Using the cards in a more conversational style when accessing shadow parts can enable us to tap into them more easily, and function as a tool in deciphering their identities and needs. Start asking questions as you would of any close friend. “Hey, what was up with that outburst, earlier?” Some like to pull 3 cards, some prefer shuffling for jumpers- whatever feels right to you. See what insight is revealed. Ask if there is a part that would like to talk, making sure to create a warm and inviting mental space for that, and start shuffling. Ask who that part is and start shuffling. Ask about the root of that anger / fear / shame / envy / anxiety / whatever, and start shuffling, for as many questions as may be helpful in clarifying the issue or identifying and defining this part. Was there a specific incident or pattern when you were a kid that prompted this? As mentioned above, don’t be afraid to ask “Why?” over and over and over again to dig deeper down. Don’t forget to journal both your questions and the cards – you will likely be able to glean great insight over time as you move through this process, through repeating cards and connecting the dots with the way the cards portray this inner landscape.

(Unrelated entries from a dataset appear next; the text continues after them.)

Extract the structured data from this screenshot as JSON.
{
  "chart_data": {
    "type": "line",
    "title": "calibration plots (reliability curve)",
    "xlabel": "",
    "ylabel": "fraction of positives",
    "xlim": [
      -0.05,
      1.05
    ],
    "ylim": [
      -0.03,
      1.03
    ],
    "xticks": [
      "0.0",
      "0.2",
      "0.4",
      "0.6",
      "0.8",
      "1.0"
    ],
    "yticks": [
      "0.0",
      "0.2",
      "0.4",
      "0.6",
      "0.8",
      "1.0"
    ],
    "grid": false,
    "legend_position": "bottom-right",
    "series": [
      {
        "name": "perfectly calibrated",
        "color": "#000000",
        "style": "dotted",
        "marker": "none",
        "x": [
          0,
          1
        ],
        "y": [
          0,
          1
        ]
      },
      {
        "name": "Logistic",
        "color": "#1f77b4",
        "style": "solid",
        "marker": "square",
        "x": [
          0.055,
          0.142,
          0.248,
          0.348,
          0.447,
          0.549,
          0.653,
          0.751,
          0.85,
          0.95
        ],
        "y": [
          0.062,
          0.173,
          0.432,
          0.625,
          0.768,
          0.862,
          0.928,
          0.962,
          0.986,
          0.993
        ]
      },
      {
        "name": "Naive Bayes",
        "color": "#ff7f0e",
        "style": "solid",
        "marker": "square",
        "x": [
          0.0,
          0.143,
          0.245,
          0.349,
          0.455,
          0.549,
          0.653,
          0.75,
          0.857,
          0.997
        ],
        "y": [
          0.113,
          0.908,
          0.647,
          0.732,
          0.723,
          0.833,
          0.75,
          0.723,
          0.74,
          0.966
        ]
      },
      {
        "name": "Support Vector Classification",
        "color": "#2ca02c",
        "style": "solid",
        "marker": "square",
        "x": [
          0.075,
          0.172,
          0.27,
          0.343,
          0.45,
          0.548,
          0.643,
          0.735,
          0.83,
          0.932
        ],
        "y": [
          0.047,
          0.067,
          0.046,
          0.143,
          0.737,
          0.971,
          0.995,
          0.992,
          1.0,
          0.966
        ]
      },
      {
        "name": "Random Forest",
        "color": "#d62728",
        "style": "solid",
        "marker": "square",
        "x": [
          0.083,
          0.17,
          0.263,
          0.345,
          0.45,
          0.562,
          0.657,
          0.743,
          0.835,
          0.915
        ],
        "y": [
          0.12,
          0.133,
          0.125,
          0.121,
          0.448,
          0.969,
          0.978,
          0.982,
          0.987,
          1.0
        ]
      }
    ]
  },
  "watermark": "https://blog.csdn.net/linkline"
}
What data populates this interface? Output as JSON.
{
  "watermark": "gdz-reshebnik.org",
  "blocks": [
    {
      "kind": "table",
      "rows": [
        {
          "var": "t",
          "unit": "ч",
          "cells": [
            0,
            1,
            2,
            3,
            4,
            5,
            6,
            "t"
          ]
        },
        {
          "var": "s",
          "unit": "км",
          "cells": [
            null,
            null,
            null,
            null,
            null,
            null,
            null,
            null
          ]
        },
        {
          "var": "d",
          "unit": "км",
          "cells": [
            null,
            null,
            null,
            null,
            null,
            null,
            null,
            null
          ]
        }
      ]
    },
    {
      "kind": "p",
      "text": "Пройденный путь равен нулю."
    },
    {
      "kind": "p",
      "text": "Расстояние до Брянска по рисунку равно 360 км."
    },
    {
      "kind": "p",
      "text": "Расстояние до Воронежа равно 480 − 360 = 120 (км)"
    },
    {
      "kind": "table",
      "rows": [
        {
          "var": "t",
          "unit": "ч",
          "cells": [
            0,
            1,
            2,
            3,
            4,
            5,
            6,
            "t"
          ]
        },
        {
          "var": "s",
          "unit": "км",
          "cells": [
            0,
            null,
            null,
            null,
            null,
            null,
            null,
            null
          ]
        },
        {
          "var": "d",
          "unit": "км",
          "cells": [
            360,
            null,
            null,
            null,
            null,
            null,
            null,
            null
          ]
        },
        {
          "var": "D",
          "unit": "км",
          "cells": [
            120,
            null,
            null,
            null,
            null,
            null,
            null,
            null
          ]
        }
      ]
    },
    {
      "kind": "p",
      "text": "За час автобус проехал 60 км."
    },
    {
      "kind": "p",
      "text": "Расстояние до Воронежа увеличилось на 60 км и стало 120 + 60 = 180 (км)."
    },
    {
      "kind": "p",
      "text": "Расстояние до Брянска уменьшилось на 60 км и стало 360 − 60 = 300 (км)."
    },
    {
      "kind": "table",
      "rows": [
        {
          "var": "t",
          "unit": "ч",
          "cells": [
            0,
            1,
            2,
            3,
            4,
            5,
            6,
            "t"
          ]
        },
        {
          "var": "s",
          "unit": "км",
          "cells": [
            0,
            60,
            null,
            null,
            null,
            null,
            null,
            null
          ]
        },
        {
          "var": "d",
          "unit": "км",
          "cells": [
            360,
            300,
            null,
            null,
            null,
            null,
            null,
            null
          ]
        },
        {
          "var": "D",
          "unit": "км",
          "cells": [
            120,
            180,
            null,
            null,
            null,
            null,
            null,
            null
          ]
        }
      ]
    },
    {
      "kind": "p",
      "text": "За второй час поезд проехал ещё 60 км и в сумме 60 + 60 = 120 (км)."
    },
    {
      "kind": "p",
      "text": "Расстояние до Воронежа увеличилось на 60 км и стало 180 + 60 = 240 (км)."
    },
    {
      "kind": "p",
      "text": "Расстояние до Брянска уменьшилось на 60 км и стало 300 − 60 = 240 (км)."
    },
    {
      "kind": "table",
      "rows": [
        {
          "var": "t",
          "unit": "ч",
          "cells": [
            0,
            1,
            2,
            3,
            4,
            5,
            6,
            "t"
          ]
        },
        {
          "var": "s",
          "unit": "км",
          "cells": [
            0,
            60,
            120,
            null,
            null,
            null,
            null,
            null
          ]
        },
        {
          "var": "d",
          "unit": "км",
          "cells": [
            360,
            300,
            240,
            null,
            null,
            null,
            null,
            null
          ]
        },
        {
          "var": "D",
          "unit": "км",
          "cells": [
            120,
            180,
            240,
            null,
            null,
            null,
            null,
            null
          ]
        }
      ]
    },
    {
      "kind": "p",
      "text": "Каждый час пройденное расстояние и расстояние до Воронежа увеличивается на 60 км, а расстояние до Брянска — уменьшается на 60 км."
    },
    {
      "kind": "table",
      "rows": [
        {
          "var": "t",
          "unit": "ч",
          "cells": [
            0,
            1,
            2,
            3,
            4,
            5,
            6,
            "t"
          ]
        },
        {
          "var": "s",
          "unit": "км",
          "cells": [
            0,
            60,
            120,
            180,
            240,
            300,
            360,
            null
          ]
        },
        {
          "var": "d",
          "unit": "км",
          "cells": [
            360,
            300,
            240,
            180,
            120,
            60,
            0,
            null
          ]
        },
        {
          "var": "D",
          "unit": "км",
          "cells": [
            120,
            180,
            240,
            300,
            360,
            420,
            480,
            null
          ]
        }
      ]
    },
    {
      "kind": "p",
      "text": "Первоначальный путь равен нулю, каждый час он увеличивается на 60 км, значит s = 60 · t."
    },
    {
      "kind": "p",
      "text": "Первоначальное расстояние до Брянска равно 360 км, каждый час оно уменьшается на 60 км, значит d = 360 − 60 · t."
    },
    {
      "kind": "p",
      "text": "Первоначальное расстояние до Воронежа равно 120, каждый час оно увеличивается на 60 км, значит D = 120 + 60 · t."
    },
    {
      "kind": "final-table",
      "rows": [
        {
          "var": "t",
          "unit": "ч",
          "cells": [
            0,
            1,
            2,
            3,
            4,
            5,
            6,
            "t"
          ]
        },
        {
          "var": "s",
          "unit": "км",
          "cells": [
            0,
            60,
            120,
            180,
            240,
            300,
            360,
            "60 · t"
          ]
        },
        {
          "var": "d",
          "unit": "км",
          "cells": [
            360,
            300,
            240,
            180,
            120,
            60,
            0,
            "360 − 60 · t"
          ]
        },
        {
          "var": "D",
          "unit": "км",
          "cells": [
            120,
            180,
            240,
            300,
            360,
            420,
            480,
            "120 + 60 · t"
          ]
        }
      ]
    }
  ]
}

Are there attainable goals in shadow work? Meeting our shadows is vital in spiritual practice (and in just being a better person) to help us to correct those things that cause us fear and shame and guilt, allowing us to evolve past our dysfunctions and into growth, so it is an ongoing process. It can be really effective as a tool in goals work. We can establish attainable goals and set action steps til we’re blue in the face, but without identifying the blocks we’ve put in place to protect us from harm (prevent us from stretching outside of our comfort zone), we may remain stuck in our progress without forward momentum.

So, there are many reasons why shadow work can really help to foster growth and unlock our potential, and various methods how. I’ll continue this series with spreads and questions and techniques, and add some resources in the comments, in the hopes that it grows and blossoms over time; but I hope this is helpful in getting you started with a little bit of clarity and inspiration. Now, get yourself a pen and a notebook and pull out your favorite tarot deck. Shadow work can be really challenging, but I hope and believe it’ll be an amazing journey of discovery for you!

One thought on “What Exactly is Shadow Work, Anyway?”

  1. To understand parts work better, see Internal Family Systems, a process of psychotherapy developed by Dr. Richard Schwartz. I am not a therapist and have no formal training in IFS, but encourage you to search out podcasts, books, and YouTube videos which can offer more insight into this valuable process.